5. Più equità. Via i ticket sanitari regionali per chi guadagna fino a 30mila euro e applicazione graduale per i redditi superiori. Un fondo integrativo per le cure odontoiatriche.
6. Più ambulatori, più servizi medici di base vicini ai cittadini, meno attesa per gli esami diagnostici. Mettiamo fine agli scandali: regole chiare per un miglior equilibrio tra pubblico e privato.
7. Più attenzione alle famiglie, a partire dai nidi e dalla terza età: per una comunità che non lascia indietro nessuno. Attivare un fondo regionale per la non autosufficienza subito.
8. Più donne nelle istituzioni e più opportunità per tutti i lombardi.
9. Treni più puntuali e confortevoli e stazioni dotate di aree di sosta per auto e bici. Un solo biglietto per tutti i mezzi pubblici e parcheggi d’interscambio agli ingressi delle città.
10. Più investimenti per scuola e università, sostegno a chi ha davvero bisogno e maggior interazione tra il mondo del lavoro e quello dell’istruzione.
11. Sostegno e sviluppo per un’offerta culturale che dia nutrimento al bisogno di bellezza, saperi e tradizione, per uno sviluppo civile ed economico che porti anche occupazione.

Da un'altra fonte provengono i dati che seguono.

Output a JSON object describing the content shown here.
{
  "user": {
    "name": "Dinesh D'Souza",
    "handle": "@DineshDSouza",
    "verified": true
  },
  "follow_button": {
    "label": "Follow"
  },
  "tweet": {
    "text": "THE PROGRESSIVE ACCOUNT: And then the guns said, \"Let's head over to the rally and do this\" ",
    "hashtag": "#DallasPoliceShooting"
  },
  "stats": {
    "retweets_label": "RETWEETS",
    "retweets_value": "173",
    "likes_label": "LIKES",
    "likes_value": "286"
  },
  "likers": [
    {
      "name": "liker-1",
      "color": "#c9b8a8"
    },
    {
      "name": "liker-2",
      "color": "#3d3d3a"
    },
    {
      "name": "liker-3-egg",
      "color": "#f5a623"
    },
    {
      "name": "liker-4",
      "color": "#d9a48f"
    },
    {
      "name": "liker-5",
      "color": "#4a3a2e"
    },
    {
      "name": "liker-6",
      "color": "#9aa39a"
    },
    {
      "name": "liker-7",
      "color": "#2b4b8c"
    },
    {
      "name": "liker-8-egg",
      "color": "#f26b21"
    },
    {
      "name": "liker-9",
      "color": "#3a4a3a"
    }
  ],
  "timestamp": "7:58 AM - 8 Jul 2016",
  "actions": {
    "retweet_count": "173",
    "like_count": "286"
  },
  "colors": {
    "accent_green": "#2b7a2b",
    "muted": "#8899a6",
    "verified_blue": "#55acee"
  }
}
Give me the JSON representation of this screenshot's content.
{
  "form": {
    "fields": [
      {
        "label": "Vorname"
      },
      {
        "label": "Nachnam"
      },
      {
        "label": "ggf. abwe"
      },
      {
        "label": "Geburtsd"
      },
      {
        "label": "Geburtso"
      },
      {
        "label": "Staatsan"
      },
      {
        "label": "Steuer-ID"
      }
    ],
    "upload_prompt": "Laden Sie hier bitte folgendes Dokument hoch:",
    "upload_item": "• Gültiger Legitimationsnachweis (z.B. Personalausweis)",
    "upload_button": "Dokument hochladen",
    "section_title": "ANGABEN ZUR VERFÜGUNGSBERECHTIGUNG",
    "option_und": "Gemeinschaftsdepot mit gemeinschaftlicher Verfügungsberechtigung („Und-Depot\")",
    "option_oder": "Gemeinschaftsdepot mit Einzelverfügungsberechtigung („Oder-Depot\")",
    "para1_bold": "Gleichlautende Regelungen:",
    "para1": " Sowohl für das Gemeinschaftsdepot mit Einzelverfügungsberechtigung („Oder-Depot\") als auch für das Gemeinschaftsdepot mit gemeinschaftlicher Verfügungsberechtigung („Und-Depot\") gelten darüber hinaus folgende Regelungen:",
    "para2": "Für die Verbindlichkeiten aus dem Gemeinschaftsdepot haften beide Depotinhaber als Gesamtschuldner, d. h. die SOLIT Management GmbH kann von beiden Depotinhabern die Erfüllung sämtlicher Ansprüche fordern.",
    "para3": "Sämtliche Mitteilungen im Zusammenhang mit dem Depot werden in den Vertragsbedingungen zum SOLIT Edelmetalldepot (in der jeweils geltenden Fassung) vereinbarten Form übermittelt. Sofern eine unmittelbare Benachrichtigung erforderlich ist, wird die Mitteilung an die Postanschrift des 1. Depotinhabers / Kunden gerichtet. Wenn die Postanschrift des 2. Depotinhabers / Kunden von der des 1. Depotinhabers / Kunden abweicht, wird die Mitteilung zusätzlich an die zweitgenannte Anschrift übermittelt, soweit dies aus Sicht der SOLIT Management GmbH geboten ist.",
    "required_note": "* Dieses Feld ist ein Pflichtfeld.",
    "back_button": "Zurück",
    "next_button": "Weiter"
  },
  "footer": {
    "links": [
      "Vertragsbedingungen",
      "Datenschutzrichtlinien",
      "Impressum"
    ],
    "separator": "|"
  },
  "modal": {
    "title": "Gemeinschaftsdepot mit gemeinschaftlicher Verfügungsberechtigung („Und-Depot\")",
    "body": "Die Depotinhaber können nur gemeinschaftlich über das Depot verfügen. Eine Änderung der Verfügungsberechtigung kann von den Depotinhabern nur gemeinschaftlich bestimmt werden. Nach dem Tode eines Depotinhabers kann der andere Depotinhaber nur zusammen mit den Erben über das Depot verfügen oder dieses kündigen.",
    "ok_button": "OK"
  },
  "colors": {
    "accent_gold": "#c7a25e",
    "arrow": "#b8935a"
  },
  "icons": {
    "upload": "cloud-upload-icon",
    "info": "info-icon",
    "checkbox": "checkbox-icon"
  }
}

12. Più valore all’agricoltura, sosteniamo la filiera corta per far ripartire un settore fondamentale. Subito una legge per lo stop al consumo di suolo.
13. Green economy, tutela ambientale, sostenibilità: non solo un dovere ineludibile, ma una concreta opportunità per uscire dalla crisi e per creare nuovi posti di lavoro.
14. Più edilizia sociale promuovendo forme di collaborazione tra pubblico, privato e cooperative e aumentando l’offerta di affitti a costi accessibili.
Una riforma delle ALER e della legge sui canoni per rispondere concretamente al crescente bisogno di casa.